# Lost smart key 2013 Maxima



## Oldfrontier98 (Jan 20, 2019)

My friend gave me a 2013 Maxima that he wrecked about two years ago that should be a easy fix as it needs a door and fender and seems to not have any unibody damage.Problem is the smart key has gone missing and I'd like to get it running before I sink a bunch of money into it.Is the dealer the only way to get the new smart key programmed to the car? My friend says that some locksmiths can do it but I want another opinion before I start tossing out money.


----------



## quadraria10 (Jul 6, 2010)

It will really depend upon the locksmith. However when I tried to do the same exercise for my 2006 model, I got a lot of BS, and I was unable to find a locksmith who could actually do it. A guy tried a clone method that did not work. I think you will have a better chance to find one in a big city. I instead had to buy a chipped key off eBay, have it cut, and then went to the dealer to have the car's security system programmed to recognize the new key.

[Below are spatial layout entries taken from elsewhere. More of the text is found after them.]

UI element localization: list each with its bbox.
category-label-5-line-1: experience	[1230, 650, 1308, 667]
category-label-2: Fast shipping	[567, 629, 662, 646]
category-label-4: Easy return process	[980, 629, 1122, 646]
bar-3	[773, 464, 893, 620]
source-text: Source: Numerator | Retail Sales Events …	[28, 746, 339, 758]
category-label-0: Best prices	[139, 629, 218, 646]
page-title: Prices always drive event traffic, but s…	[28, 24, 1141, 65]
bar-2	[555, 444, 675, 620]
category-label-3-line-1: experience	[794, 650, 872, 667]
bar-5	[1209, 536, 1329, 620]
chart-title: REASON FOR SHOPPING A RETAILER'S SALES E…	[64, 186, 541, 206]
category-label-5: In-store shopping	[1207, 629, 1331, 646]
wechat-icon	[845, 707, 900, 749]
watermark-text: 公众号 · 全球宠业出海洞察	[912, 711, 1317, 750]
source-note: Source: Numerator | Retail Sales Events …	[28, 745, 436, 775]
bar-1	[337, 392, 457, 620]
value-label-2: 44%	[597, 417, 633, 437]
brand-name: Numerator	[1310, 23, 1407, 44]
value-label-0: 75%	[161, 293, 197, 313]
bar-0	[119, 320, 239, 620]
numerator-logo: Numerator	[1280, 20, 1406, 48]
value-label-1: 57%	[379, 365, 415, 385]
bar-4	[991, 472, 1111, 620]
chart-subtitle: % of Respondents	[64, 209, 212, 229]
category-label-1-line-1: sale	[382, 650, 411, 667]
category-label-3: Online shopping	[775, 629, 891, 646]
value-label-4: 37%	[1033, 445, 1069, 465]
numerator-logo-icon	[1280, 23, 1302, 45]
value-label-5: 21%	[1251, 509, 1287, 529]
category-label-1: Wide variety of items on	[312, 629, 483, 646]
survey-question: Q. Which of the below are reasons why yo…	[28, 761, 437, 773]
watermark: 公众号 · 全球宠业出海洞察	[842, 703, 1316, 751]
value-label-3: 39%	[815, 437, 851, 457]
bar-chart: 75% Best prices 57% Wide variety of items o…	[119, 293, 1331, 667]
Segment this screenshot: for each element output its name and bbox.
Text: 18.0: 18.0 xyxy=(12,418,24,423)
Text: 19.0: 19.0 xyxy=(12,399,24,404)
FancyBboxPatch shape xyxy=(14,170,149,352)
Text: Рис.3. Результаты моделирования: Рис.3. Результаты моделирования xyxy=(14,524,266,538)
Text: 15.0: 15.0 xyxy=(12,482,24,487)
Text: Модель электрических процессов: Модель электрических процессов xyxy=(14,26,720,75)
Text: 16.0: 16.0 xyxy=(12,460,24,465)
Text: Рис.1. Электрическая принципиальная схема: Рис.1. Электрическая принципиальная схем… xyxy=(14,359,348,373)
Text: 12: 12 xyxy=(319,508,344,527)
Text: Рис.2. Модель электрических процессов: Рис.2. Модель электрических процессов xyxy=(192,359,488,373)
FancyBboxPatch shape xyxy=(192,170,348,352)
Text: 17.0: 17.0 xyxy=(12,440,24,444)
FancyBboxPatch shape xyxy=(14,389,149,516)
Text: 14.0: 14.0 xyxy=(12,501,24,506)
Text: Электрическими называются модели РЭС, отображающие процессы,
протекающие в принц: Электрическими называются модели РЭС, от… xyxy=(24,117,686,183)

Another thing you may need to check is the Maximas SRS system. I foolishly helped my nephew buy a 2002 Acura that it turns out was in an accident with a curb that required some front suspension replacement. No airbag deployment, but an accident was stored and it means the SRS control unit, and both the driver's side seat belt and seat belt receptacle, require replacing to get it safetied and licensed. This is one huge pain in the ass. Hard to find parts used and dealer parts are simply too expensive. I did not realize that seat belts were a one time use thing now. All the new tech is great but it can really drive up the price of both used cars and repairs.


----------